Танша пожала плечами. Она слишком долго отказывала себе в том, чего хотела, ради блага других. Так что теперь другие – это верные подданные, те, что стоят за ее спиной, – любят ее любовью и ненавидят ее ненавистью. Может, прежде сомневающихся в танше среди пурпурного воинства было больше, но с тех пор, как в походе Бансабира отпустила ветеранов, несмотря на угрозу со всех сторон и донесения разведки, меж пурпурных и сиреневых тану по-настоящему начала чувствовать спокойствие. Мать лагерей всегда судит по справедливости, заговорили в рядах, значит, никогда не поступит гнусно. Только за такую надежность и стоит оголять мечи.
Сейчас Бану впервые чувствовала, что прежде все делала правильно, и все – не зря. Она была уверена не в себе – она была уверена в своих людях.
– Перестаньте уже меня трогать, – наконец оглянулась на свекра, который все еще пытался одернуть Бану за плечо, потом обратилась ко всем землякам. – Подумайте вот о чем. Не кажется ли вам, что Алай Далхор стремится захватить не Ласбарн, откупаясь дочерью, а Яс, прикрываясь захватом Ласбарна? В конце концов, каждый из нас знает, что именно раману вменяется нести истину веры в сердца людей.
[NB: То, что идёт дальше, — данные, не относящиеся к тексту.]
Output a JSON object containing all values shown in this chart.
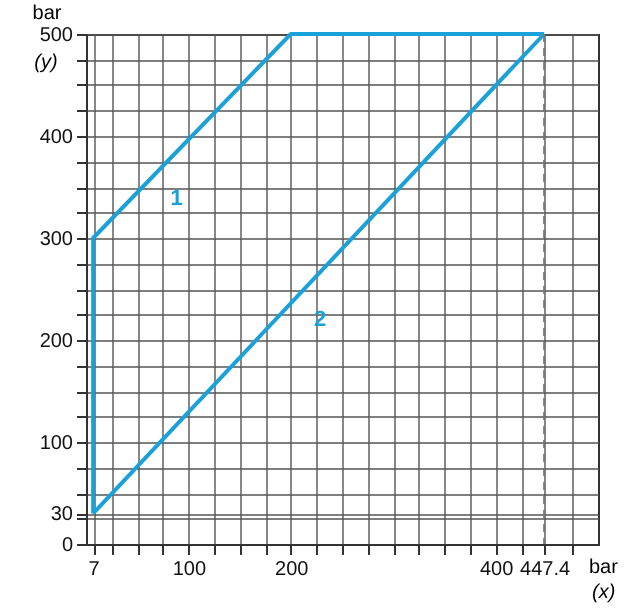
{
  "chart_data": {
    "type": "line",
    "xlabel": "bar",
    "ylabel": "bar",
    "annotations": [
      "(x)",
      "(y)"
    ],
    "xlim": [
      0,
      500
    ],
    "ylim": [
      0,
      500
    ],
    "xticks": [
      7,
      {
        "value": 25,
        "label": null
      },
      {
        "value": 50,
        "label": null
      },
      {
        "value": 75,
        "label": null
      },
      100,
      {
        "value": 125,
        "label": null
      },
      {
        "value": 150,
        "label": null
      },
      {
        "value": 175,
        "label": null
      },
      200,
      {
        "value": 225,
        "label": null
      },
      {
        "value": 250,
        "label": null
      },
      {
        "value": 275,
        "label": null
      },
      {
        "value": 300,
        "label": null
      },
      {
        "value": 325,
        "label": null
      },
      {
        "value": 350,
        "label": null
      },
      {
        "value": 375,
        "label": null
      },
      400,
      {
        "value": 425,
        "label": null
      },
      447.4,
      {
        "value": 475,
        "label": null
      }
    ],
    "yticks": [
      0,
      {
        "value": 25,
        "label": null
      },
      30,
      {
        "value": 50,
        "label": null
      },
      {
        "value": 75,
        "label": null
      },
      100,
      {
        "value": 125,
        "label": null
      },
      {
        "value": 150,
        "label": null
      },
      {
        "value": 175,
        "label": null
      },
      200,
      {
        "value": 225,
        "label": null
      },
      {
        "value": 250,
        "label": null
      },
      {
        "value": 275,
        "label": null
      },
      300,
      {
        "value": 325,
        "label": null
      },
      {
        "value": 350,
        "label": null
      },
      {
        "value": 375,
        "label": null
      },
      400,
      {
        "value": 425,
        "label": null
      },
      {
        "value": 450,
        "label": null
      },
      {
        "value": 475,
        "label": null
      },
      500
    ],
    "grid": true,
    "marker": "none",
    "line_style": "solid",
    "ref_lines": [
      {
        "axis": "x",
        "value": 447.4,
        "color": "#777777",
        "line_style": "dashed"
      }
    ],
    "series": [
      {
        "name": "1",
        "color": "#1ba1d9",
        "x": [
          7,
          7,
          200,
          447.4
        ],
        "values": [
          30,
          300,
          500,
          500
        ]
      },
      {
        "name": "2",
        "color": "#1ba1d9",
        "x": [
          7,
          447.4
        ],
        "values": [
          30,
          500
        ]
      }
    ]
  }
}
С вашего позволения.
И хотя позволения не давал никто, Бансабиру не задержали у выхода. Ясовцы и орсовцы расселись вновь, молча. Оглядев собрание, Каамал принял удар на себя, заявив, что придется все еще раз хорошо обдумать. Алай махнул рукой, а когда гости вышли, едва не убил Змея.
– Почему ты не сказал, что они так серьезно к этому относятся?! Вера! – негодовал царь, который сейчас меньше всего соответствовал собственному прозвищу. – С каких пор вера стала принципиальным вопросом в торговых делах?! Или, – с пугающим выражением лица Алай напустился на Змея, – или эта малолетняя сучка держит меня за идиота?!